My experience of cycling almost everywhere in the Southeast Asian region does not apply to this trip; it’s a completely different experience.
Seven weeks ago, I decided to reach out to the Indian Embassy again, as well as send an email to the Cambodian Embassy in New Delhi, India, to inform them about this unusual issue. I hope the Cambodian Embassy will have a solution to help me now. Due to the delay, I have applied for a visa extension in Nepal twice already, and the time remaining in Nepal is getting less and less. I started to feel stressed and overwhelmed by waiting.
I met another mountain biker, Ashish Shrestha, who was very supportive of me. He contacted some travel agencies to find a solution to help me.

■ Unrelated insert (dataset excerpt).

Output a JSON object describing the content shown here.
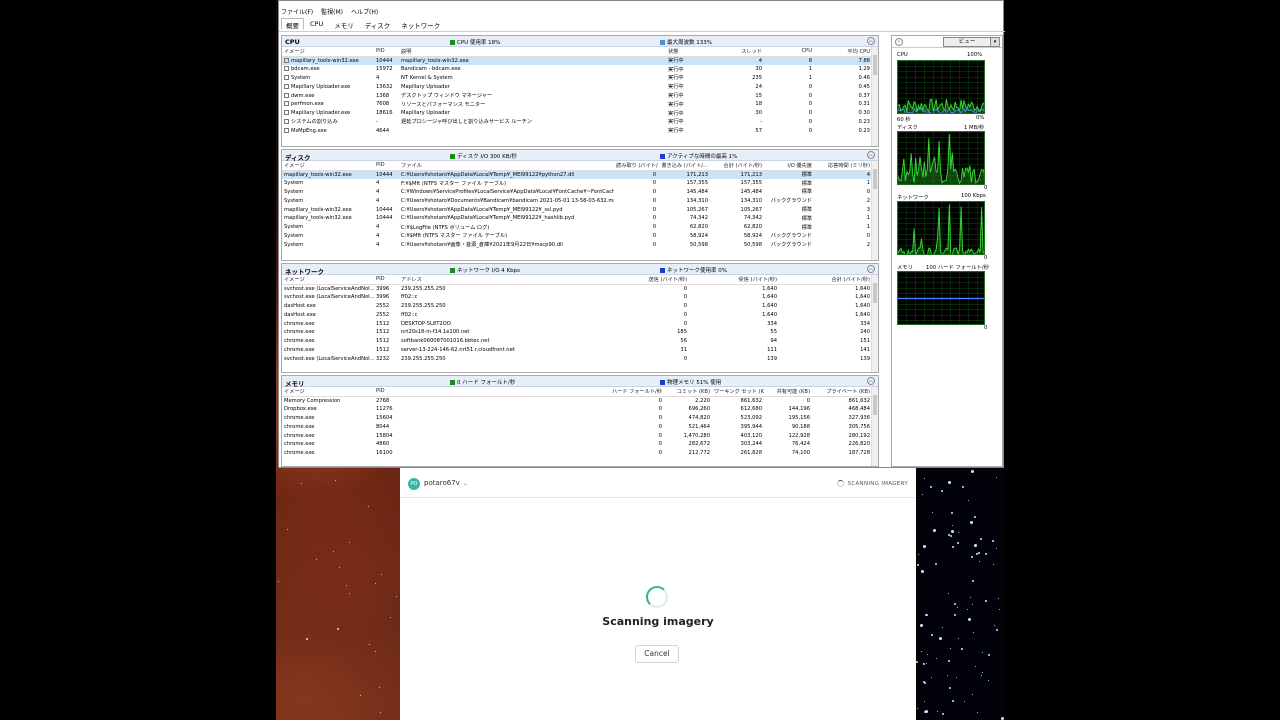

He spent time chatting with me and would help me talk about cycling and traveling. He showed me many beautiful pictures of mountain biking. He was a close friend of Mongal’s. I was so lucky to meet them and become their best friend. While bad things happen, many good things also happen simultaneously. I have the option of flying from Nepal to Kyrgystan and continuing my cycling journey in Central Asia, but India is a country I do not want to miss; it is a special place for an adventurer like me. Flying over India is a disastrous decision right now. After patiently waiting for 54 days in Nepal, the Indian Embassy finally contacted me and said that I could now obtain a cycling visa through India. It was an experience I will never forget. My adventure trip has a clear destination in India.
I will continue to take extensive notes along the way, and I anticipate encountering many more challenges in the future.